Come-to-life bottle of imported organic sparkling tapwater Gwyneth Paltrow is, according to Gwyneth Paltrow, the best at everything. She’s the best at divorce. She’s the best at friendship. She’s the best at water. And now she can add one more extremely pretentious feather to her $984 hand-shaped self-important cap: Gwyneth is the best at teaching you how to make a bed. No, not like sourcing rare timber for the frame or designing the perfectly Goopy boxspring, but like, making a bed in the way you put sheets and blankets on it. THIS. BITCH.
Gwyneth Paltrow recently turned Goop.com into the asshole’s wikiHow by posting a step-by-step tutorial called “Making The Perfect Bed“. This may seem like a redundant article to most of humanity, since you probably leaned how to make your bed when you were 5-years-old, because IT’S NOT THAT DIFFICULT, but since Gwyneth Paltrow has liquid self-importance running through her veins, she’s offered to take us poor non-Gwyneths by the hand and teach us how to do it properly (aka The Goopy Paltrow Way).
1. Fitted sheet first, preferably out of a medium-heat dryer. Don’t let them sit or they’ll just become more wrinkled. Start with top corners and move down to the bottom, pressing out the wrinkles with your hands as you go. Try to buy fitted sheets where the elastic wraps around the whole base of the mattress, not just the corners.
2. Place the flat sheet on next, squaring it evenly to give yourself enough slack for whatever cuff size you prefer. (If you like a modern look, make a wider, 10″-16″ cuff on the turn-down fold. If you like a more traditional look, 6″-10″ is the perfect cuff width.) If you don’t want your sheets too tight, lay two to three pillows down the midline before placing the sheet.
3. Place whatever blanket you are going to use over the fitted sheet and square it. I like to tuck the end of the bed under first. It makes for a neater view when approaching the bed on entrance. Then, pull the sides taught and fold them under. Otherwise, if you fold the base last and have a thicker blanket it can create havoc for the sides.
4. For a duvet, place the cover on right out of the dryer and shake it out. Pull all four corners taut. If you want your down comforter to look fluffier, go down a size for the duvet cover, i.e., place a king duvet in a queen-sized cover.
Did you get all that, you uncultured dum-dums? I know it’s probably going to be difficult to remember the correct order, so you better print this shit out. Oh, and if you’re a busy single mom like Gwyneth, you’ll appreciate this handy time-saving tip:
TIP: If you like the pristine look of pressed linens but don’t have the time, just press your pillowcases. If you want to go a step farther, iron the folded down cuff on the bed itself.

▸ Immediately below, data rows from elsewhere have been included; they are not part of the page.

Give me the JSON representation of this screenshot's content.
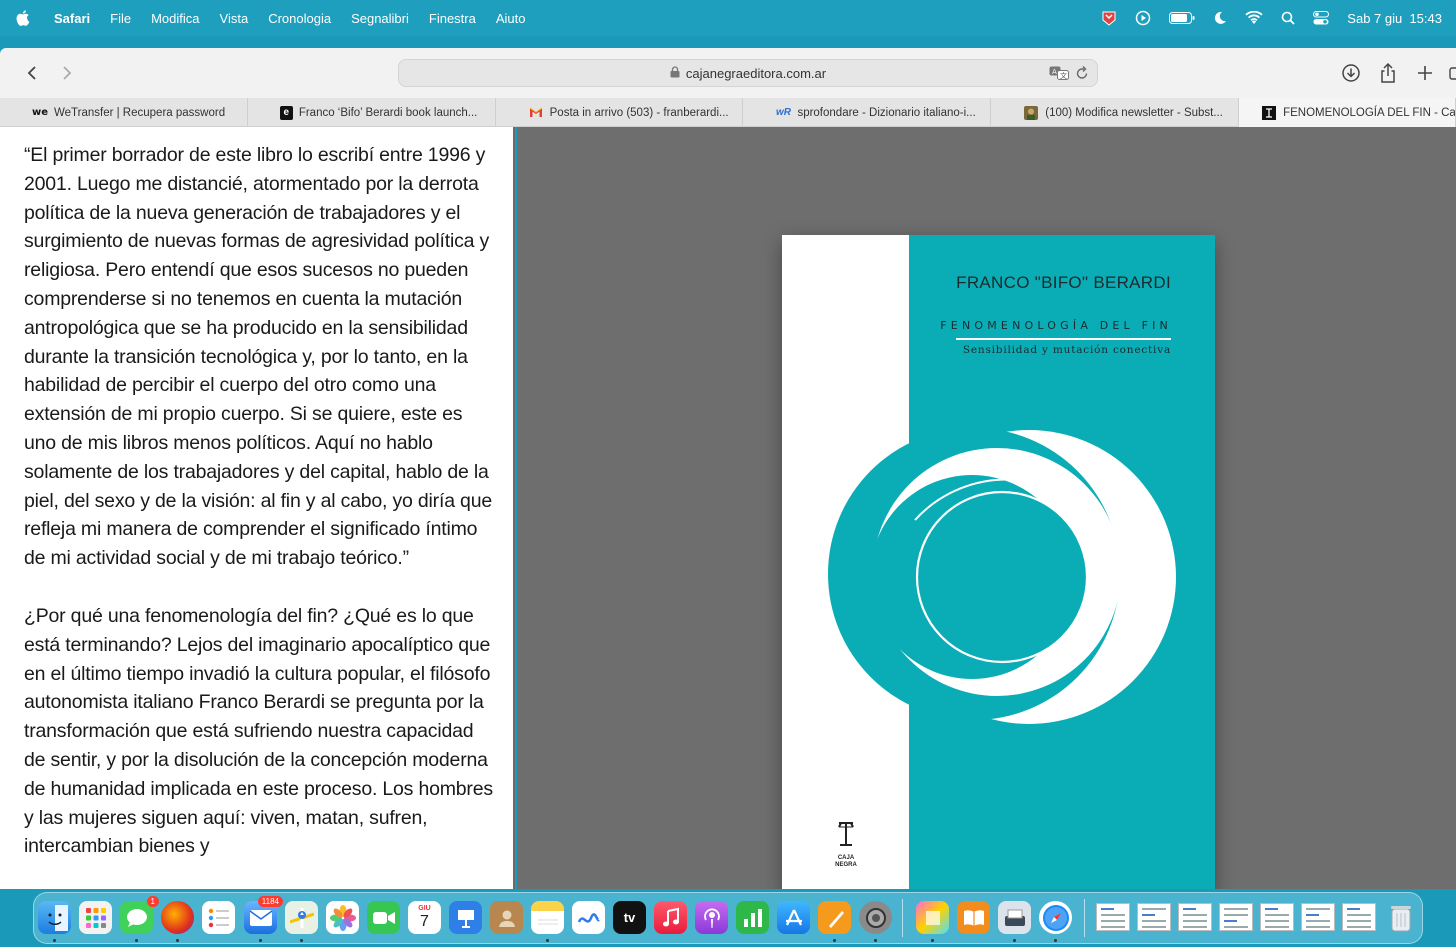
{
  "menubar": {
    "app_name": "Safari",
    "items": [
      "File",
      "Modifica",
      "Vista",
      "Cronologia",
      "Segnalibri",
      "Finestra",
      "Aiuto"
    ],
    "clock": "Sab 7 giu  15:43"
  },
  "toolbar": {
    "url": "cajanegraeditora.com.ar"
  },
  "tabs": [
    {
      "label": "WeTransfer | Recupera password",
      "favicon": "we"
    },
    {
      "label": "Franco ‘Bifo’ Berardi book launch...",
      "favicon": "e"
    },
    {
      "label": "Posta in arrivo (503) - franberardi...",
      "favicon": "M"
    },
    {
      "label": "sprofondare - Dizionario italiano-i...",
      "favicon": "wR"
    },
    {
      "label": "(100) Modifica newsletter - Subst...",
      "favicon": "avatar"
    },
    {
      "label": "FENOMENOLOGÍA DEL FIN - Caja",
      "favicon": "caja"
    }
  ],
  "article": {
    "paragraph1": "“El primer borrador de este libro lo escribí entre 1996 y 2001. Luego me distancié, atormentado por la derrota política de la nueva generación de trabajadores y el surgimiento de nuevas formas de agresividad política y religiosa. Pero entendí que esos sucesos no pueden comprenderse si no tenemos en cuenta la mutación antropológica que se ha producido en la sensibilidad durante la transición tecnológica y, por lo tanto, en la habilidad de percibir el cuerpo del otro como una extensión de mi propio cuerpo. Si se quiere, este es uno de mis libros menos políticos. Aquí no hablo solamente de los trabajadores y del capital, hablo de la piel, del sexo y de la visión: al fin y al cabo, yo diría que refleja mi manera de comprender el significado íntimo de mi actividad social y de mi trabajo teórico.”",
    "paragraph2": "¿Por qué una fenomenología del fin? ¿Qué es lo que está terminando? Lejos del imaginario apocalíptico que en el último tiempo invadió la cultura popular, el filósofo autonomista italiano Franco Berardi se pregunta por la transformación que está sufriendo nuestra capacidad de sentir, y por la disolución de la concepción moderna de humanidad implicada en este proceso. Los hombres y las mujeres siguen aquí: viven, matan, sufren, intercambian bienes y"
  },
  "cover": {
    "author": "FRANCO \"BIFO\" BERARDI",
    "title": "FENOMENOLOGÍA DEL FIN",
    "subtitle": "Sensibilidad y mutación conectiva",
    "publisher_line1": "CAJA",
    "publisher_line2": "NEGRA",
    "colors": {
      "teal": "#0aadb6",
      "background": "#6e6e6e"
    }
  },
  "dock": {
    "mail_badge": "1184",
    "messages_badge": "1",
    "calendar_month": "GIU",
    "calendar_day": "7",
    "tv_label": "tv"
  }
}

Personally, I can’t thank Gwyneth enough for publishing such a comprehensive guide; I used to really struggle with making my bed. I’d always get so confused and try to put the duvet down first, then the blanket, then a random pile of sheets and pillow cases, then wrap it all in a fitted sheet. Sometimes I’d get so flummoxed by the whole ordeal, I’d just say “Fuck it” and sleep on the floor in a pile of trash and wrap myself in a blanket made of my own tears. So thank you, Goopy – you truly are the Jesus of smug insufferable clueless twats.
Oh, but Goopy’s not just the best at making beds; she’s also going to be the best at being Jewish. According to Page Six, Gwyneth Paltrow is converting to Judaism, even though she’s already 1/2 Jewish. Goopy’s dad was Jewish and she was raised with Jewish traditions and customs, and even did the whole Kabbalah thing for years (“My red string bracelet was woven using rare silkworm threads and hand-dyed using crushed heirloom beets” – probably something said by Gwyneth at some point). So even though she’s pretty much Jewish already, she wants to be better at Jewish and she’s officially converting.
Dear Jewish People: whatever you’ve been doing for the last 4,000 years, you’ve been doing it all wrong and Gwyneth Paltrow will soon be teaching you how to be the perfect Jew. She’s probably already “discovered” (re: made up) an extra-pretentious version of keeping Kosher that involves having a $900/hour in-home Rabbi bless every cup of cold-brewed bluefin tuna tear kombucha and started talking like Mike Myers as Linda Richman.